Face à cette situation et pour faire le contrepoids, les partisans du président de la République ont décidé d'organiser une manifestation de soutien. Une manière de prouver que le président de la République bénéficie encore de sa légitimité populaire. Organisée par les responsables locaux, à savoir, gouverneurs, délégués et conseils locaux, cette manifestation a été un véritable fiasco. Selon les témoins oculaires présents sur les lieux, le nombre de manifestants n'a pas dépassé les 850 personnes malgré toute la logistique et les moyens de l'Etat mis à disposition. Les responsables n'ont pas réussi à mobiliser les masses en faveur du président de la République.

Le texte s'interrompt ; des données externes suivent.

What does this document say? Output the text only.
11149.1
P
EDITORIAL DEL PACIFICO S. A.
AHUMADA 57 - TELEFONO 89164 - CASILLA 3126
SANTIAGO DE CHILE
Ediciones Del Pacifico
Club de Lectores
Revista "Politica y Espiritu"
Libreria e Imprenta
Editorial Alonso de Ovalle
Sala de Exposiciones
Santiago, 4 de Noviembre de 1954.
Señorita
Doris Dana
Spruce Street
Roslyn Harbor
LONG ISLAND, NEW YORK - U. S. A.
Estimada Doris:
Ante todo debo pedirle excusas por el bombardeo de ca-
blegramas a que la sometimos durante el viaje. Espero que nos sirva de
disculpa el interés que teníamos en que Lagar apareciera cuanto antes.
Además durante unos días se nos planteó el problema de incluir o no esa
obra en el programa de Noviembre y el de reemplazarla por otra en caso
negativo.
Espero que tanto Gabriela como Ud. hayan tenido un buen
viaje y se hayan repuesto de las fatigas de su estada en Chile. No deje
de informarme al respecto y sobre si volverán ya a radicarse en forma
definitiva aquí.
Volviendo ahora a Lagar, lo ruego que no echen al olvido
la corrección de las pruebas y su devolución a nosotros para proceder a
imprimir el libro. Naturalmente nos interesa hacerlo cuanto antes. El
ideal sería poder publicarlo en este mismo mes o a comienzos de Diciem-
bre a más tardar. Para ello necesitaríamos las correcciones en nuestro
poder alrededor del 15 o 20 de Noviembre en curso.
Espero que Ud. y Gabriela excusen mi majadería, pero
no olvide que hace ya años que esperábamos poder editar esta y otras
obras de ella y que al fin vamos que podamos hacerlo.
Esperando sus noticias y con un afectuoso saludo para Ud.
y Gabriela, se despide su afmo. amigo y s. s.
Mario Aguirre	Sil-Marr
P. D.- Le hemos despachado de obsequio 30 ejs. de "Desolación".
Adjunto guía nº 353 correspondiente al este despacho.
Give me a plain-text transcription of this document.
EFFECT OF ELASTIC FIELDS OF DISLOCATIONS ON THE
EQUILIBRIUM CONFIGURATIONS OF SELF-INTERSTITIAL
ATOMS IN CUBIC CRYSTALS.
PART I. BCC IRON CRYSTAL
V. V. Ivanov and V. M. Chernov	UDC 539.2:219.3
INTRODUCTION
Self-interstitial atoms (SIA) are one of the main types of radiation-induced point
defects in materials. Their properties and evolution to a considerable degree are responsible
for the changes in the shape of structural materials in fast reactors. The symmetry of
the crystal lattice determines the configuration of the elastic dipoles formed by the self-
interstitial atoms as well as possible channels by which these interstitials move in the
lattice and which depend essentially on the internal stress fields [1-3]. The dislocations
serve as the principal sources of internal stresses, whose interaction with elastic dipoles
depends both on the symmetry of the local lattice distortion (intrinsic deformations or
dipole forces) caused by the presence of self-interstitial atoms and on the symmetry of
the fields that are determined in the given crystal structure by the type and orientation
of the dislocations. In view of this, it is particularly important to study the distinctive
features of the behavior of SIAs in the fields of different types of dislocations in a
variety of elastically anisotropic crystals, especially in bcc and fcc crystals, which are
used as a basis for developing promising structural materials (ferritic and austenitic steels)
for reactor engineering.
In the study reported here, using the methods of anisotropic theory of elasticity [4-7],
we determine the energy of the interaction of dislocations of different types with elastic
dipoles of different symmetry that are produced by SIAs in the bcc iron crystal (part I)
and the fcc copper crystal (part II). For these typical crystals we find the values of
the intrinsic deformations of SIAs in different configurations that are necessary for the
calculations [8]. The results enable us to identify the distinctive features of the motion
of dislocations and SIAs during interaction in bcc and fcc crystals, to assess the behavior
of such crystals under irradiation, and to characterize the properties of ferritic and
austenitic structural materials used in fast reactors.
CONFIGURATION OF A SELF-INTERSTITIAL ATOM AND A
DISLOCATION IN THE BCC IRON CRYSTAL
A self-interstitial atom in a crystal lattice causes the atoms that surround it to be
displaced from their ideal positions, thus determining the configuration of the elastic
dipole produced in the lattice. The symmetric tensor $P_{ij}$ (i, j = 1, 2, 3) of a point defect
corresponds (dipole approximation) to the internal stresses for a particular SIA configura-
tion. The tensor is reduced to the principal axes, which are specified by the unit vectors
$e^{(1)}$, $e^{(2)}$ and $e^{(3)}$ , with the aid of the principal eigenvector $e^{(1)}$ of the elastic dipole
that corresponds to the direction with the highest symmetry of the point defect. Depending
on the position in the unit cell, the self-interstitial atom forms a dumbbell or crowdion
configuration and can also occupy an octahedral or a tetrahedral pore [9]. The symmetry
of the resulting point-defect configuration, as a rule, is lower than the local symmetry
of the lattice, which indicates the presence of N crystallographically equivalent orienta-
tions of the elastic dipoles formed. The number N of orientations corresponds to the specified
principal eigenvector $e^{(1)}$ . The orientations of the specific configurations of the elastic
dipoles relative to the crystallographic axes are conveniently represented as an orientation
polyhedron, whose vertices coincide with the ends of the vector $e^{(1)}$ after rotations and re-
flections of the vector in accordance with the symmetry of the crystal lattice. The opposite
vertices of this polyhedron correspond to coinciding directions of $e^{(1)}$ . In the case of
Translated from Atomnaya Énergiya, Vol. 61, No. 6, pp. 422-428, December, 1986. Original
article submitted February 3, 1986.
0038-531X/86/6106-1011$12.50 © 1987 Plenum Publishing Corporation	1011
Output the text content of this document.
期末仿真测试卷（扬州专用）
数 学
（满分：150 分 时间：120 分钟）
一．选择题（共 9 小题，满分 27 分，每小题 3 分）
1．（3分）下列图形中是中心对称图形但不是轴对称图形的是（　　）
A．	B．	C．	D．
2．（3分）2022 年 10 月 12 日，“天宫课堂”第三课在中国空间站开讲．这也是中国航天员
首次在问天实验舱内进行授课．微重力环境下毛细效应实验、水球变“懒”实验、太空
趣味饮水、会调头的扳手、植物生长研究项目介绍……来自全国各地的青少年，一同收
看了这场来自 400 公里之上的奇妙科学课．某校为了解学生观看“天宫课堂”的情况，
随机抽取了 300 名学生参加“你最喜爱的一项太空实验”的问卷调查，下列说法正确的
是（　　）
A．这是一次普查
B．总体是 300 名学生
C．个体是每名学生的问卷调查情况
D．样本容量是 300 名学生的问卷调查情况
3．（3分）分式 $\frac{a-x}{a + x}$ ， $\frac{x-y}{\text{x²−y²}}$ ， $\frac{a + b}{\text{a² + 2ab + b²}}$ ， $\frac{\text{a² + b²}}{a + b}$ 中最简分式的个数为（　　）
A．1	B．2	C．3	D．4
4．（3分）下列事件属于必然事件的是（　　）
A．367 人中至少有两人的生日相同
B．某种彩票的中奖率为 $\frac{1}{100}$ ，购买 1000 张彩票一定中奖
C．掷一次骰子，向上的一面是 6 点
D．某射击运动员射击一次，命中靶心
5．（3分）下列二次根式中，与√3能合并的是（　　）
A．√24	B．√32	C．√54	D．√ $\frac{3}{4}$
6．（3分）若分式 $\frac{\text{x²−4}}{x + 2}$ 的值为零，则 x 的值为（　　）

La défaillance des hommes du président de la République ne s'arrête pas là. C'est dire que la manifestation organisée le vendredi 24 mai 2024, par des jeunes et des activistes de la société civile a été la goutte ayant fait déborder le vase. La grande présence de jeunes et de personnalités connues pour leur militantisme et leur impartialité a été marquante. Les manifestants se sont rassemblés devant le syndicat des journalistes et ont sillonné les rues de la capitale, scandant des slogans très forts contre la répression et la politique de Kaïs Saïed, avant de débarquer à l'avenue Habib Bourguiba à quelques mètres du ministère de l'Intérieur. Malgré l'importance de la manifestation et la virulence des slogans et des messages, l'intervention des forces de sécurité a été quasi absente. Cette situation a dû révolter le président de la République qui n'a pas hésité à révoquer ses deux ministres de leurs fonctions. Une décision qui n'a pas dû être facile à prendre, mais inévitable face à la tournure qu'ont prise les événements. D'ailleurs, plusieurs partisans du président de la République, ont revendiqué le départ de Kamel Feki et de Malek Ezzahi. Ils dénoncent leur incompétence, tout en les accusant d'œuvrer contre les intérêts du président de la République. Certains vont même jusqu'à les accuser de comploter contre lui dans le but de mettre la main sur le pouvoir.
Toujours est-il, d'autres voix estiment que le président de la République avait démis les deux ministres de leurs fonctions, mais qu'ils ne les a pas tout à fait laissés tomber. D'ailleurs, il les a reçus lors du remaniement opéré, contrairement à tous les ministres qui les ont précédés. En effet, des observateurs indiquent qu'ils seront appelés à d'autres fonctions, probablement, à l'étranger.
En tout état en cause, le limogeage de Kamel Feki et de Malek Ezzahi ne sera pas sans répercussion. Les cartes sont redistribuées marquant, éventuellement, un nouvel équilibre des forces dans le cercle du président de la République. Cela augurait d'un prochain scénario en prévision de l'élection présidentielle prévue, théoriquement, en octobre 2024. Les prochaines semaines pourraient être probablement riches en rebondissements.